Konaré a compris que partir en guerre contre la démocratie, c’est ouvrir une crise politique sans issue. Car l’enjeu est moins le système démocratique que la résolution des situations d’injustices : corruption, impunité, accès aux services médicaux, éducatifs, sportifs... Par exemple, sa clairvoyance a permis d’obtenir l’organisation de la Coupe d’Afrique des nations (CAN) de football en 2002 au Mali, un pays où le football reste le sport roi. Aujourd’hui, les soirs de match du championnat européen, certaines rues de Bamako débordent de jeunes. Faute d’électricité ou par simple envie de soirée amicale, les jeunes supporters se retrouvent chez un commerçant ou un voisin, possesseur de panneau solaire, pour soutenir leur équipe : Barcelone, Manchester United, Olympique lyonnais, Real de Madrid, Stuttgart, etc. À l’image de leurs fans tels que Cissouma, Coulibaly, Diarra, Doucouré, Haïdara, Koné, Mbappé, Salah, Sissoko, Touré, Traoré, Yamal, etc., chacun se voit un jour porter le maillot d’un club de la Bundesliga, de Premier league ou de la Liga. Par le sport, les générations fraternisent. Il leur permet de faire du commun pour construire la paix.

De l’honneur

Au-delà du bal des prétendants, quittons le champ de bataille pour rejoindre l’arbre à palabre pour se parler dans un contexte sécuritaire exacerbé.
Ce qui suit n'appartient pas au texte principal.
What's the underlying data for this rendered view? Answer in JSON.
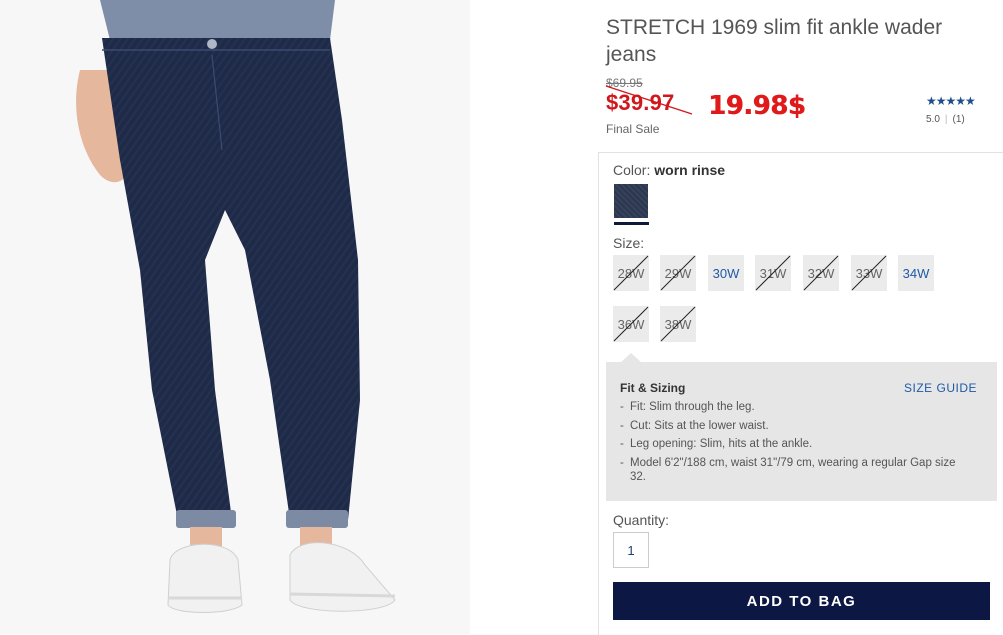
{
  "product": {
    "title": "STRETCH 1969 slim fit ankle wader jeans",
    "original_price": "$69.95",
    "sale_price": "$39.97",
    "handwritten_price": "19.98$",
    "final_sale": "Final Sale",
    "rating": {
      "stars": "★★★★★",
      "value": "5.0",
      "count": "(1)"
    }
  },
  "color": {
    "label": "Color:",
    "value": "worn rinse",
    "swatch_color": "#2b3650"
  },
  "size": {
    "label": "Size:",
    "options": [
      {
        "label": "28W",
        "available": false
      },
      {
        "label": "29W",
        "available": false
      },
      {
        "label": "30W",
        "available": true
      },
      {
        "label": "31W",
        "available": false
      },
      {
        "label": "32W",
        "available": false
      },
      {
        "label": "33W",
        "available": false
      },
      {
        "label": "34W",
        "available": true
      },
      {
        "label": "36W",
        "available": false
      },
      {
        "label": "38W",
        "available": false
      }
    ]
  },
  "fit": {
    "title": "Fit & Sizing",
    "size_guide": "SIZE GUIDE",
    "items": [
      "Fit: Slim through the leg.",
      "Cut: Sits at the lower waist.",
      "Leg opening: Slim, hits at the ankle.",
      "Model 6'2\"/188 cm, waist 31\"/79 cm, wearing a regular Gap size 32."
    ]
  },
  "quantity": {
    "label": "Quantity:",
    "value": "1"
  },
  "add_to_bag": "ADD TO BAG",
  "colors": {
    "accent_red": "#d1171c",
    "link_blue": "#1f5aa6",
    "button_navy": "#0c1744"
  }
}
Djibo (Burkina-Faso), Termit (Niger) et Gossi (Mali) imposent de se rassembler pour sauver les hommes, privés de protection. L’enjeu n’est ni de haïr les États-Unis d’Amérique, ni la fédération de Russie, ni la France, mais de ne pas masquer notre inconséquence. Il est aussi d’agir pour la survie des territoires. C’est enfin de ne pas abandonner les populations du Liptako-Gourma au profit de Bamako, Ouagadougou et Niamey. Les exécutifs doivent écouter et entendre les acteurs : associatif, citoyen, politique, scientifique, syndicaliste, etc. C’est une question d’honneur.

Enfin, il est certain que nous avons intérêt à coordonner nos efforts et à oser dialoguer pour faire la paix et retrouver l’ordre constitutionnel.